At my recent appointment with my shoulder surgeon I didn’t happily sign off on surgery that might have brought some closure on the shoulder saga. Oh, no. I found out the results from my shoulder biopsy in August weren’t entirely conclusive. The majority of the results showed the same staph infection from this past Spring, and the minority came back negative. I’m also primarily asymptomatic – no fever, no chills, no pain. Well, about that last one. I have some pain, not the same level as last Spring, but it seems to be creeping back in. This is not good.
I cannot have my proper shoulder hardware re-installed until I’ve been completely cleared of infection. The  shoulder biopsy completed by drawing tissue and cell samples with needles couldn’t definitively determine if I have an infection.
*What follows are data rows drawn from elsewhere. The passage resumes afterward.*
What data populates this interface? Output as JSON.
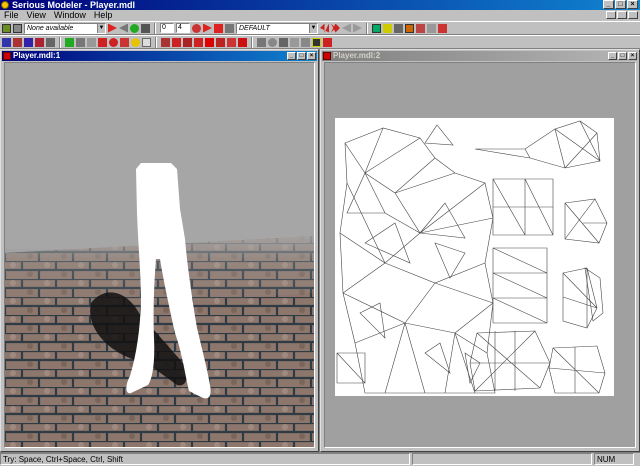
{
  "window": {
    "title": "Serious Modeler - Player.mdl"
  },
  "menu": {
    "items": [
      "File",
      "View",
      "Window",
      "Help"
    ]
  },
  "toolbar": {
    "animation_combo": "None available",
    "frame_from": "0",
    "frame_to": "4",
    "skin_combo": "DEFAULT"
  },
  "child_windows": [
    {
      "title": "Player.mdl:1",
      "active": true,
      "view": "3d-perspective"
    },
    {
      "title": "Player.mdl:2",
      "active": false,
      "view": "uv-mapping"
    }
  ],
  "statusbar": {
    "hint": "Try: Space, Ctrl+Space, Ctrl, Shift",
    "indicator": "NUM"
  },
  "colors": {
    "title_active": "#00007b",
    "title_inactive": "#808080",
    "face": "#c0c0c0",
    "floor": "#8a7266",
    "uv_lines": "#444444"
  },
  "icons": [
    "app-icon",
    "open-icon",
    "save-icon",
    "animation-add-icon",
    "animation-remove-icon",
    "play-icon",
    "stop-icon",
    "first-frame-icon",
    "last-frame-icon",
    "prev-frame-icon",
    "next-frame-icon",
    "light-icon",
    "color-icon",
    "render-mode-icon",
    "texture-icon",
    "wireframe-icon",
    "mapping-icon",
    "surface-icon"
  ]
}
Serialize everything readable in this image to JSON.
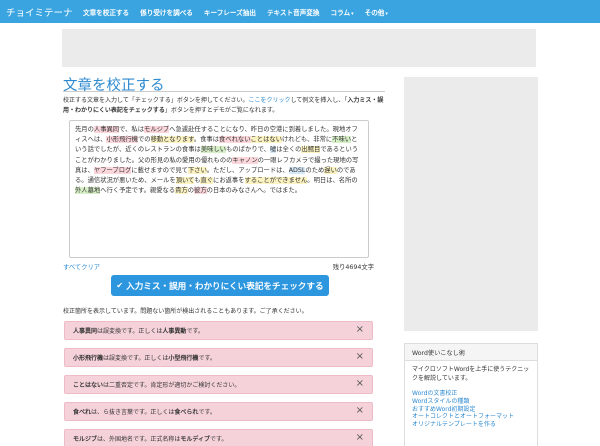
{
  "navbar": {
    "brand": "チョイミテーナ",
    "items": [
      {
        "label": "文章を校正する"
      },
      {
        "label": "係り受けを調べる"
      },
      {
        "label": "キーフレーズ抽出"
      },
      {
        "label": "テキスト音声変換"
      },
      {
        "label": "コラム"
      },
      {
        "label": "その他"
      }
    ],
    "caret": "▾"
  },
  "page": {
    "title": "文章を校正する",
    "intro_1": "校正する文章を入力して「チェックする」ボタンを押してください。",
    "intro_link": "ここをクリック",
    "intro_2": "して例文を挿入し、「",
    "intro_bold": "入力ミス・誤用・わかりにくい表記をチェックする",
    "intro_3": "」ボタンを押すとデモがご覧になれます。"
  },
  "editor": {
    "segments": [
      {
        "t": "先月の",
        "c": ""
      },
      {
        "t": "人事異同",
        "c": "hl-red"
      },
      {
        "t": "で、私は",
        "c": ""
      },
      {
        "t": "モルジブ",
        "c": "hl-red"
      },
      {
        "t": "へ急遽赴任することになり、昨日の空港に到着しました。現地オフィスへは、",
        "c": ""
      },
      {
        "t": "小形飛行機",
        "c": "hl-red"
      },
      {
        "t": "での",
        "c": ""
      },
      {
        "t": "移動となります",
        "c": "hl-yel"
      },
      {
        "t": "。食事は",
        "c": ""
      },
      {
        "t": "食べれない",
        "c": "hl-red"
      },
      {
        "t": "ことはない",
        "c": "hl-yel"
      },
      {
        "t": "けれども、非常に",
        "c": ""
      },
      {
        "t": "不味い",
        "c": "hl-grn"
      },
      {
        "t": "という話でしたが、近くのレストランの食事は",
        "c": ""
      },
      {
        "t": "美味しい",
        "c": "hl-grn"
      },
      {
        "t": "ものばかりで、",
        "c": ""
      },
      {
        "t": "嘘",
        "c": "hl-blu"
      },
      {
        "t": "は全くの",
        "c": ""
      },
      {
        "t": "出鱈目",
        "c": "hl-yel"
      },
      {
        "t": "であるということがわかりました。父の形見の私の愛用の優れものの",
        "c": ""
      },
      {
        "t": "キャノン",
        "c": "hl-red"
      },
      {
        "t": "の一眼レフカメラで撮った現地の写真は、",
        "c": ""
      },
      {
        "t": "ヤフーブログ",
        "c": "hl-red"
      },
      {
        "t": "に載せますので見て",
        "c": ""
      },
      {
        "t": "下さい",
        "c": "hl-yel"
      },
      {
        "t": "。ただし、アップロードは、",
        "c": ""
      },
      {
        "t": "ADSL",
        "c": "hl-blu"
      },
      {
        "t": "のため",
        "c": ""
      },
      {
        "t": "遅い",
        "c": "hl-yel"
      },
      {
        "t": "のである。通信状況が悪いため、メールを",
        "c": ""
      },
      {
        "t": "頂いて",
        "c": "hl-yel"
      },
      {
        "t": "も",
        "c": ""
      },
      {
        "t": "直ぐ",
        "c": "hl-yel"
      },
      {
        "t": "にお返事を",
        "c": ""
      },
      {
        "t": "することができません",
        "c": "hl-yel"
      },
      {
        "t": "。明日は、名所の",
        "c": ""
      },
      {
        "t": "外人墓地",
        "c": "hl-grn"
      },
      {
        "t": "へ行く予定です。親愛なる",
        "c": ""
      },
      {
        "t": "貴方",
        "c": "hl-yel"
      },
      {
        "t": "の",
        "c": ""
      },
      {
        "t": "彼方",
        "c": "hl-red"
      },
      {
        "t": "の日本のみなさんへ。ではまた。",
        "c": ""
      }
    ]
  },
  "controls": {
    "clear": "すべてクリア",
    "remaining": "残り4694文字",
    "check_icon": "✔",
    "check_button": "入力ミス・誤用・わかりにくい表記をチェックする",
    "result_note": "校正箇所を表示しています。問題ない箇所が検出されることもあります。ご了承ください。"
  },
  "alerts": [
    {
      "b1": "人事異同",
      "m1": " は誤変換です。正しくは",
      "b2": "人事異動",
      "m2": "です。"
    },
    {
      "b1": "小形飛行機",
      "m1": " は誤変換です。正しくは",
      "b2": "小型飛行機",
      "m2": "です。"
    },
    {
      "b1": "ことはない",
      "m1": " は二重否定です。肯定形が適切かご検討ください。",
      "b2": "",
      "m2": ""
    },
    {
      "b1": "食べれ",
      "m1": " は、ら抜き言葉です。正しくは ",
      "b2": "食べられ",
      "m2": "です。"
    },
    {
      "b1": "モルジブ",
      "m1": " は、外国地名です。正式名称は ",
      "b2": "モルディブ",
      "m2": "です。"
    }
  ],
  "alert_close": "×",
  "sidebar": {
    "panel_title": "Word使いこなし術",
    "panel_desc": "マイクロソフトWordを上手に使うテクニックを解説しています。",
    "links": [
      "Wordの文書校正",
      "Wordスタイルの種類",
      "おすすめWord初期設定",
      "オートコレクトとオートフォーマット",
      "オリジナルテンプレートを作る"
    ]
  }
}
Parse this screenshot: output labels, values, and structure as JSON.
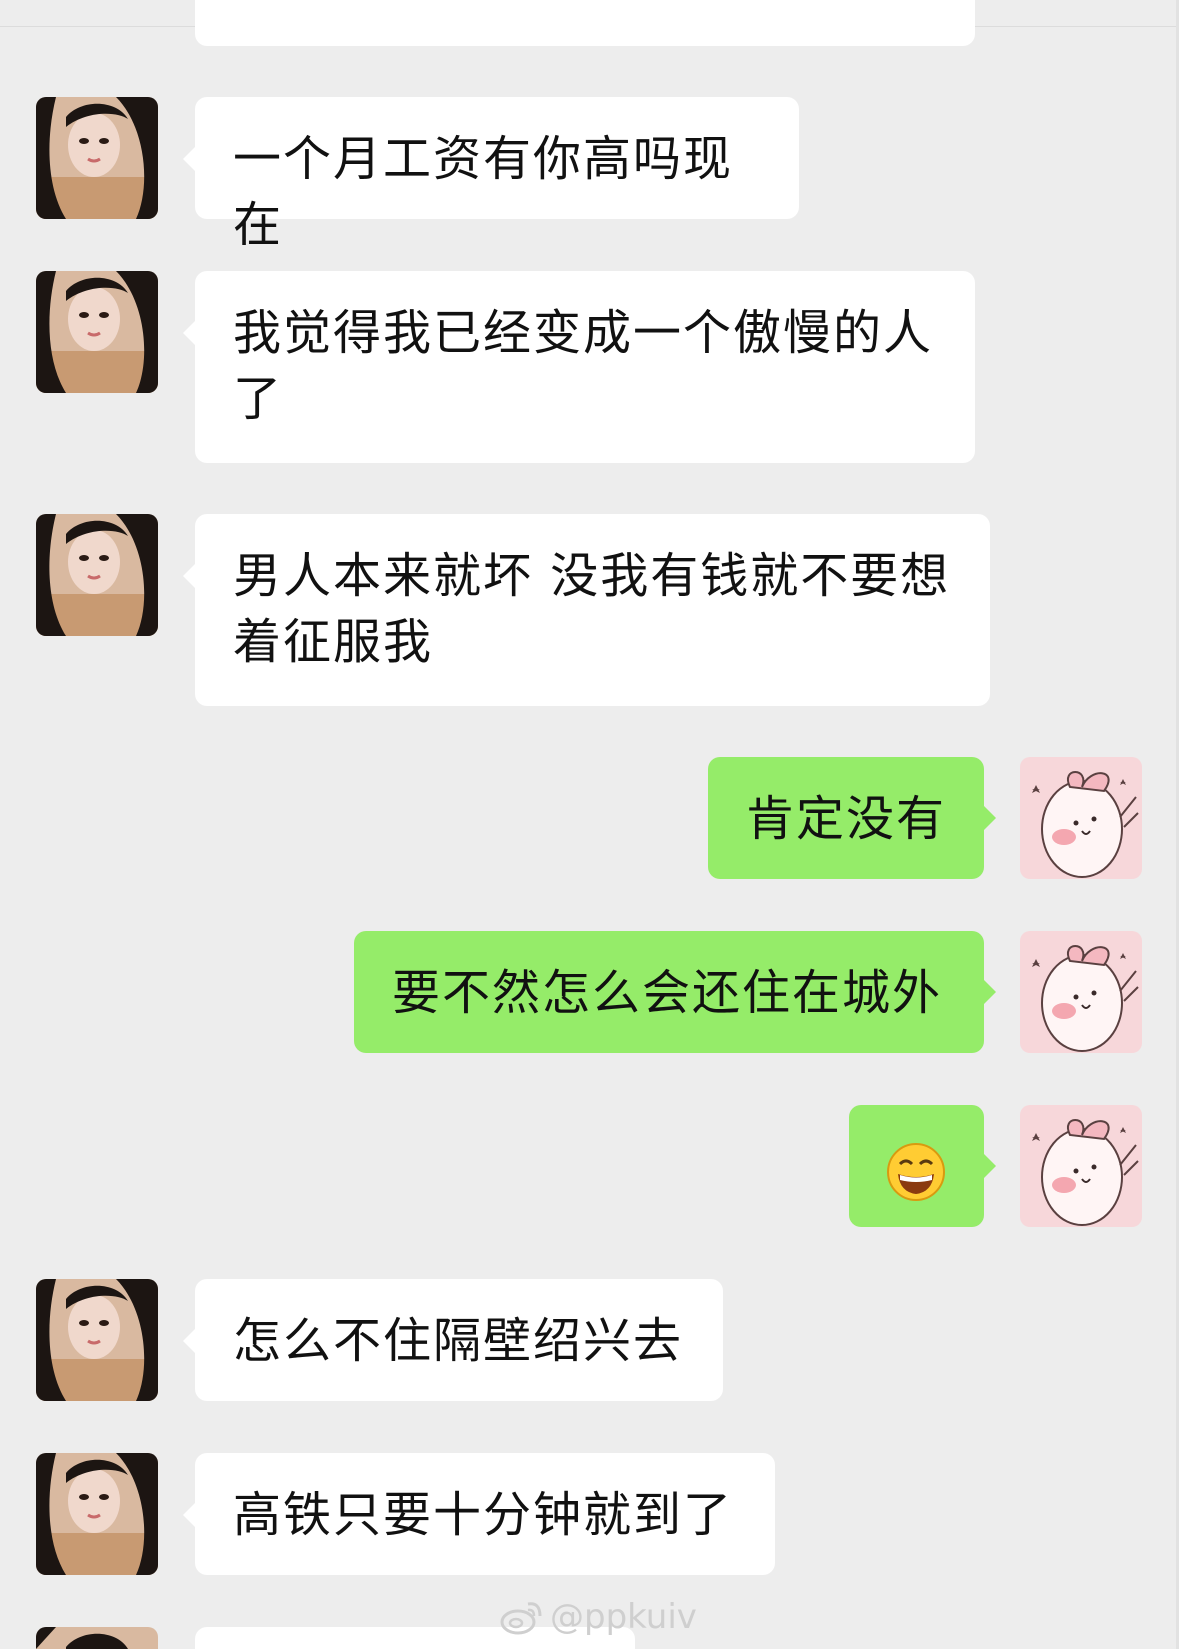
{
  "messages": [
    {
      "side": "in",
      "text": "一个月工资有你高吗现在"
    },
    {
      "side": "in",
      "text": "我觉得我已经变成一个傲慢的人了"
    },
    {
      "side": "in",
      "text": "男人本来就坏 没我有钱就不要想着征服我"
    },
    {
      "side": "out",
      "text": "肯定没有"
    },
    {
      "side": "out",
      "text": "要不然怎么会还住在城外"
    },
    {
      "side": "out",
      "emoji": "grin-emoji"
    },
    {
      "side": "in",
      "text": "怎么不住隔壁绍兴去"
    },
    {
      "side": "in",
      "text": "高铁只要十分钟就到了"
    }
  ],
  "watermark": "@ppkuiv",
  "colors": {
    "background": "#ededed",
    "incoming": "#ffffff",
    "outgoing": "#95ec69"
  }
}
This can all be solved with another surgery, of course. Which is scheduled for October 6th. Don’t celebrate just yet, this in no way replaces the next “big” surgery, I’m adding to the surgical list, not substituting or reducing. This surgery will get deeper tissue samples as I’ll be knocked out and they are going in arthroscopically. Hopefully better samples equal a definitive infection decision.
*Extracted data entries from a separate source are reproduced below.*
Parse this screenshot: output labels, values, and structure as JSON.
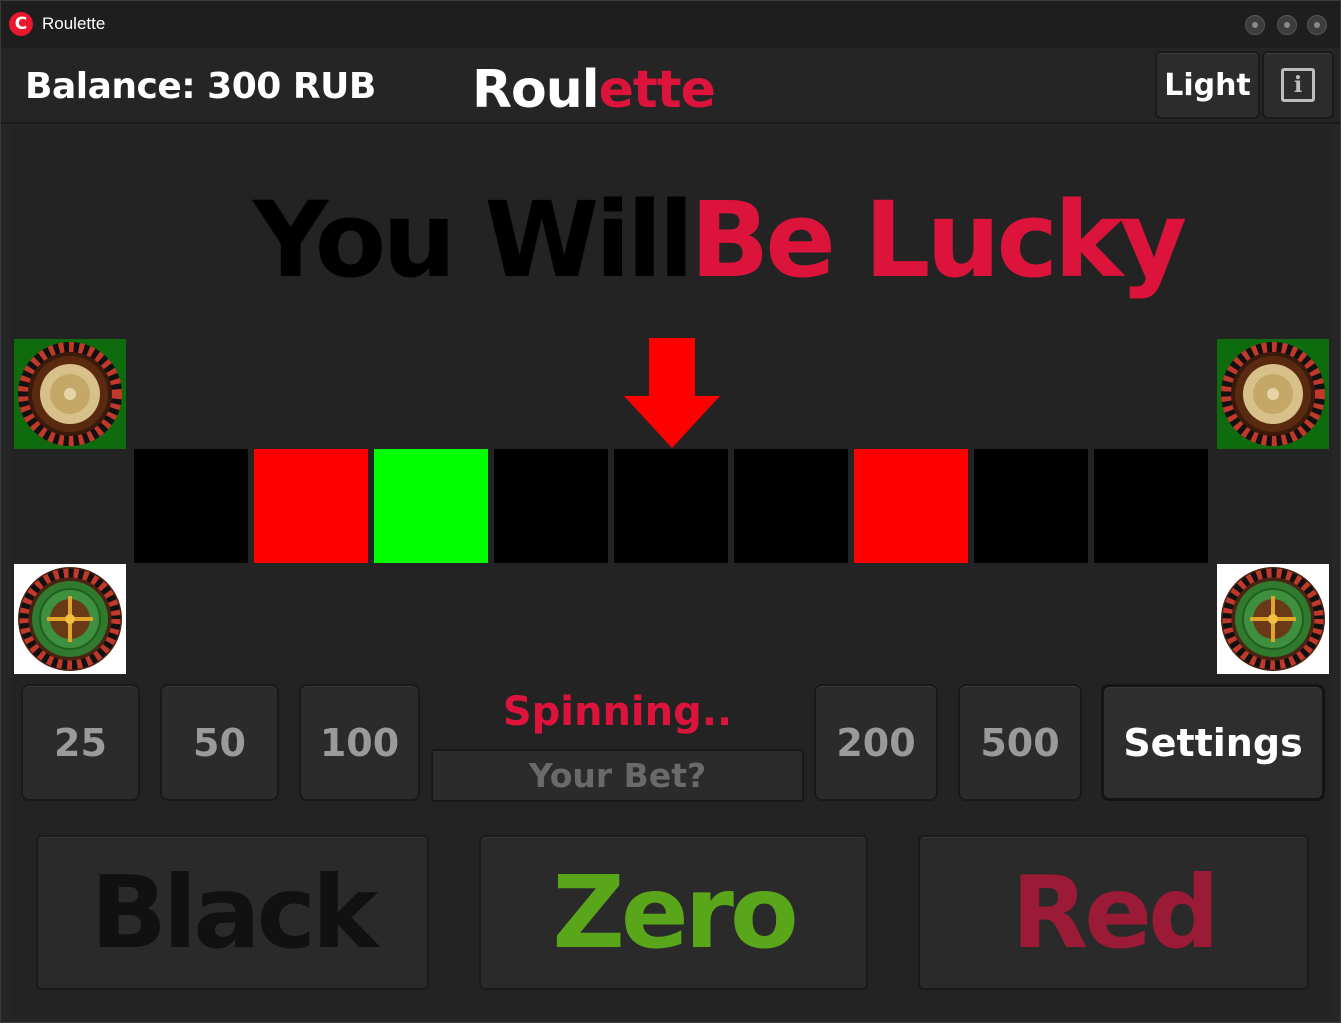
{
  "window": {
    "title": "Roulette",
    "icon_letter": "C",
    "controls": [
      "minimize-icon",
      "maximize-icon",
      "close-icon"
    ]
  },
  "header": {
    "balance": "Balance: 300 RUB",
    "logo_part1": "Roul",
    "logo_part2": "ette",
    "theme_button": "Light",
    "info_icon": "info-icon",
    "info_glyph": "i"
  },
  "headline": {
    "part1": "You Will",
    "part2": "Be Lucky"
  },
  "strip": {
    "cells": [
      "black",
      "red",
      "green",
      "black",
      "black",
      "black",
      "red",
      "black",
      "black"
    ],
    "colors": {
      "black": "#000000",
      "red": "#ff0000",
      "green": "#00ff00"
    },
    "pointer_color": "#ff0000"
  },
  "bets": {
    "amounts_left": [
      "25",
      "50",
      "100"
    ],
    "amounts_right": [
      "200",
      "500"
    ],
    "settings_label": "Settings",
    "status": "Spinning..",
    "input_placeholder": "Your Bet?"
  },
  "choices": {
    "black": "Black",
    "zero": "Zero",
    "red": "Red"
  },
  "colors": {
    "accent": "#dc143c",
    "black_label": "#111111",
    "zero_label": "#5aa61a",
    "red_label": "#9b1a36"
  }
}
After they cook up the samples in the lab, there is complicated decision tree that follows. If I have an infection, how are we treating it? If there is no infection, where did the positive results come from?
And the question I really want answered – when the hell do I get off the merry-go-round and get my hardware back and be done with all of this?

I went to the appointment myself, I wasn’t expecting this conversation and turn of events. When I suspect bad news is forthcoming, John comes for support, but I walked in unaware. I was expecting to sign up and get my hardware back and to be done.  In the end, I did sign up for a surgery, but not the one I intended to. I don’t even cry at these appointments anymore. I’ve either become much better at handling all of this, or I’ve become hardened and immune to the cavalcade of bad news that seems to wait for me at Orthopaedic Clinic at the Ottawa Hospital.
I’m listening to “Where does the good go” by Tegan and Sara. Long before they sold out with “Everything is Awesome” and the Lego movie, they were an indie-folky Canadian band with beautiful harmonies. I’ve been asking myself where does the good go? How many more times can I go through surgery and keep my chin up? At least one more, I guess.